Step 2) Explain to the child that this is special Monster Spray as you make a show of spritzing the offending area, closet, under bed, etc. The scent doesn't matter here, but if you have different monsters to deal with - witches, goblins, creatures, you can assign specific odors for each one - but this is only recommended for people who have no lives. Caution: do not claim the spray gets rid of monsters forever. Forever is too ambiguous. Make it a one-night solution giving the little ones the power to call in the air-strike spray when needed. Oh, and you are the sole keeper of Monster Spray.

The second strategy is recommended when the Monster Spray ploy has run its course, or the child is beginning to read. This is.......

The Monster Hot-Line. All it requires is a phone and your imagination.

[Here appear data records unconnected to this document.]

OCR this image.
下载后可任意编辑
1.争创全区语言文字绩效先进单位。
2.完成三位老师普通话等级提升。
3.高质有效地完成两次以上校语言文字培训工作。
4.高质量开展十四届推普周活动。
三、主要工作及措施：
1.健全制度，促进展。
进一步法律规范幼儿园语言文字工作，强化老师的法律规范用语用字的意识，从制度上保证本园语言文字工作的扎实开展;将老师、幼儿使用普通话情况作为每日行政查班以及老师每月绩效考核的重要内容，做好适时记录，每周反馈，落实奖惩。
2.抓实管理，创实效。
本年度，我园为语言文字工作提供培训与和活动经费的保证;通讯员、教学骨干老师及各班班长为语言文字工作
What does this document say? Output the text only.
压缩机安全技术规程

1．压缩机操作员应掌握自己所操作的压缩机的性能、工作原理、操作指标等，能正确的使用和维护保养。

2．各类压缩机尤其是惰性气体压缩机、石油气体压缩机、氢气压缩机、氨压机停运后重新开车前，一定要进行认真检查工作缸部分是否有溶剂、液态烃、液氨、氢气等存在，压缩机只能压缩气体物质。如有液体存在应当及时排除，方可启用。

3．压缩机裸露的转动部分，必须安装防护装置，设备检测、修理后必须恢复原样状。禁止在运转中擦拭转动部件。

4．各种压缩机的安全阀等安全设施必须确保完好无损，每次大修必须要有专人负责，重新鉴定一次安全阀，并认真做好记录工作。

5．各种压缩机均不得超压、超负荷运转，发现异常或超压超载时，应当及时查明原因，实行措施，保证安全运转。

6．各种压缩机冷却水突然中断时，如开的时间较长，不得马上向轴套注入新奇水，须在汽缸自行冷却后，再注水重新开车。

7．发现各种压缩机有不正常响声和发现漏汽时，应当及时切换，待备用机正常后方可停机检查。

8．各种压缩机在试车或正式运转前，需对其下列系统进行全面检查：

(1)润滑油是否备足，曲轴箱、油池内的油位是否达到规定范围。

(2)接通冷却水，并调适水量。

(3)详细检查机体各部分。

Step 1) This technique is employed just before bedtime. With the pajama-clad child listening to you only, dial up the Monster Hot-line.

Step 2) Your end of the call should sound something like, "Hi, is this the (Fill in) Monster/Witch/Creature) Hot-line?" Pause. "Good, I'm calling to get the witch forecast for our area. Are there are any witches predicted for tonight?" Longer pause as you put your best listening face on. A few, "uhuhs, yes, uhuhs" helps. Throw in a "where?" End on a positive note, "Great.....Yes, well, thank you so much. Have a goodnight..... You, too" This should be a toll-free call. Using a credit card is not recommended. Besides, the way it's going, the banks will send one to your child by third grade anyway, then they can pay for the call themselves.

Step 3) In order for the Monster Hot-Line to be effective, your report to the child must be plausible. When you tell them there are no witches in the neighborhood tonight, it is recommended that you add a touch of reality by telling them a flurry of witches is expected but they're very far away, preferably on the other side of the country. Again, it's a one-time only call which is repeated only at the child's behest giving them some control in the whole enterprise.

If you believe that creating a fiction to combat a fiction is wrong, these strategies are not for you. But keep in mind that it's not always about what's right, just and real. Whether Halloween, the movies, or so-called Reality TV, perception is reality. Could that be the real scare?